После ужина с Руди в «Адлоне» меня потащили в Министерство имперской авиации Геринга – к исполинскому сооружению твердолобого Загибеля, отразившего в камне верховенство германского гения в воздухе, в особняк рейхсминистра, расположенный там же, на Лейпцигер-штрассе, и обставленный с хамскою роскошью. Двери красного дерева и карельской березы раскрылись, запуская меня в неоглядный, как Адольф-Гитлер-плац, кабинет, и навстречу мне двинулся главный летчик империи – обдающий здоровьем, как розовым пламенем, с выражением неистребимого жизнелюбия и властной силы в совокупности черт.
– Дорогой мой, наконец-то мы с вами увиделись… – опускаю «насыпали перца этим красным ублюдкам», «фюрер также наслышан о вашем искусстве», «мне известно о гибели вашего славного брата, мои соболезнования…» – Свою доблесть на фронте вы уже доказали сполна. Не настало ли время поделиться искусством с молодыми орлами, а вернее, птенцами? Как вы, тезка, посмотрите на предложение возглавить инспекцию истребительных школ?
– Это не вдохновляет меня совершенно, рейхсмаршал. От сидячей работы заплываешь жирком.
Это было не самой безобидной остротой, поскольку она упиралась в брюшко рейхсминистра, но Геринг с удовольствием расхохотался:
– Знаю, знаю, как вы, молодые нахалы, меня называете! Fett Nummer Ein! – И игриво похлопал себя по набитому пузу. – Послушайте, мой друг, послушайте. Мы не можем позволить себе потерять вас. Вы представляете, что будет с нашими пилотами, узнай они, что Герман Борх… погиб? Потери личного состава на Восточном фронте таковы, что иные нестойкие души уже не уверены в нашей победе. Да, будем говорить начистоту. И поэтому вы нужны Рейху не там, на Востоке, а здесь. Вы нужны нам как… как…

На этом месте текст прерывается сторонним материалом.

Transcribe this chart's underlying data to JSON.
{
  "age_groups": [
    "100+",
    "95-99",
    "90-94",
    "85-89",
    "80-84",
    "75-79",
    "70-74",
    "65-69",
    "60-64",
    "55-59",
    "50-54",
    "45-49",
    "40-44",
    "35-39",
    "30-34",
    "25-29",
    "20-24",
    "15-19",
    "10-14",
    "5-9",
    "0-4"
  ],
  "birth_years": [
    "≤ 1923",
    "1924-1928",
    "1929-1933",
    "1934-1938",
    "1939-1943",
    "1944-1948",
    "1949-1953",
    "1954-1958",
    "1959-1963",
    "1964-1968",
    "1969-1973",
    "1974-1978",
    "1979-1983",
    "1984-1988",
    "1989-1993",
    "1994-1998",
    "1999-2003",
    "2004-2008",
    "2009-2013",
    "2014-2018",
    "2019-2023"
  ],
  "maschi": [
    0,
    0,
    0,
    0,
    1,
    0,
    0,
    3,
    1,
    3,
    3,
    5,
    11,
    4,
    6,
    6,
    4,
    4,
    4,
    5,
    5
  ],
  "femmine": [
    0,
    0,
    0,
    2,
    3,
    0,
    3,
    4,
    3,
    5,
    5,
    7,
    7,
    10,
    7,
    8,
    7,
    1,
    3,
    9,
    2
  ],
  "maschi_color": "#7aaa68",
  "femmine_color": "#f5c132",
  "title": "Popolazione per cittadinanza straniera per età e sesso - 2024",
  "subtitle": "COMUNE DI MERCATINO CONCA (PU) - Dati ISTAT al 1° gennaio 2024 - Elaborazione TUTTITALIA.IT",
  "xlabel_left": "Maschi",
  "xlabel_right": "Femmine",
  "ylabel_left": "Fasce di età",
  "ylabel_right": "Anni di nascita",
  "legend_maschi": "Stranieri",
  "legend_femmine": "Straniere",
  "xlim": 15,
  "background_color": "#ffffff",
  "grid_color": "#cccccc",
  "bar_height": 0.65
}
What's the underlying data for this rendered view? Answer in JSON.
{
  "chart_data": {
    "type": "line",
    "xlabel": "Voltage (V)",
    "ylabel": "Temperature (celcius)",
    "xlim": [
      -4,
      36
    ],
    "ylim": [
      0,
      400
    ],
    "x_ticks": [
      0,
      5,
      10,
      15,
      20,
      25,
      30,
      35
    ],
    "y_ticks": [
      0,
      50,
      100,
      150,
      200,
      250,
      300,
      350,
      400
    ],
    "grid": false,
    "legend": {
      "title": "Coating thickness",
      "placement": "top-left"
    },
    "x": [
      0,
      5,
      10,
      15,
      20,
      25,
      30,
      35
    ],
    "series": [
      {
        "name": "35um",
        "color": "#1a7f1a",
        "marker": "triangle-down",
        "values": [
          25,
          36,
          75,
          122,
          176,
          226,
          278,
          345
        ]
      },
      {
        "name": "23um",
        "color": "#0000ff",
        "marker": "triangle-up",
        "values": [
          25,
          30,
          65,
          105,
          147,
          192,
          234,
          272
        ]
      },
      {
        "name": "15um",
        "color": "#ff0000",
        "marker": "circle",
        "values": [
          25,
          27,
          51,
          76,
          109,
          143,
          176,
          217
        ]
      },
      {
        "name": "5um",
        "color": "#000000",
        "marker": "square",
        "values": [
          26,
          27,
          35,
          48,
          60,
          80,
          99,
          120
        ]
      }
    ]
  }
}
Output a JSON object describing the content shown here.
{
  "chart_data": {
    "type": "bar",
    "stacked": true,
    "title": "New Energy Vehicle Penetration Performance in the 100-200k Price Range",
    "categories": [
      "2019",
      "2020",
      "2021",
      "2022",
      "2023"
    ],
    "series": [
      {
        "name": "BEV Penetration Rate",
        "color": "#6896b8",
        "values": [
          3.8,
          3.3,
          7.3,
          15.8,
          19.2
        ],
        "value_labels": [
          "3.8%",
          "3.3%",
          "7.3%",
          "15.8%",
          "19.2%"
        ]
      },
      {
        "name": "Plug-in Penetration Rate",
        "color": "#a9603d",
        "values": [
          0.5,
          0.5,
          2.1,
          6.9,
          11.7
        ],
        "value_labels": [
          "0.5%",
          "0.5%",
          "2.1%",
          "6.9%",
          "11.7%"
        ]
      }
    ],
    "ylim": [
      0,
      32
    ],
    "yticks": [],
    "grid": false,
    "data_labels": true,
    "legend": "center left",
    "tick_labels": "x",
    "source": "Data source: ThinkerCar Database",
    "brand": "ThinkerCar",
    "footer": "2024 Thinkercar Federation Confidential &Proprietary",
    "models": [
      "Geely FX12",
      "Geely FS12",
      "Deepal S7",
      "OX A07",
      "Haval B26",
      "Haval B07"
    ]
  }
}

– Непогрешимый идол, – подсказал я.
– Да, если хотите, как идол. Тут ко мне, кстати, ломится одна дамочка-скульптор. Пусть она изваяет вас в бронзе. Да, да, не шучу… Да черт возьми! Хотите прямой приказ начальства – получайте: я запрещаю вам летать!
– А я вам запрещаю запрещать.
– Не подчиняетесь приказу? А если бы сам фюрер приказал вам?
– Тогда бы я не понял его логики, рейхсмаршал. Фюрер требует, чтобы все наши таланты и воли были отданы этой войне без остатка, и он же после этого парализует мою волю и талант? Вы полагаете, когда мои Kriegskameraden узнают, что я затаился в тылу, это сильно подымет их дух? Если я – воплощение господства германского духа, кто же, собственно, будет господствовать, если не я? Так что в ответ на ваш прямой приказ я требую отправить меня в распоряжение генерала фон Рихтгофена и оберст-лейтенанта Реша. В противном случае отдайте меня под трибунал. В конце концов, какое наказание меня ждет? Отправка на фронт? Так об этом я вас и прошу.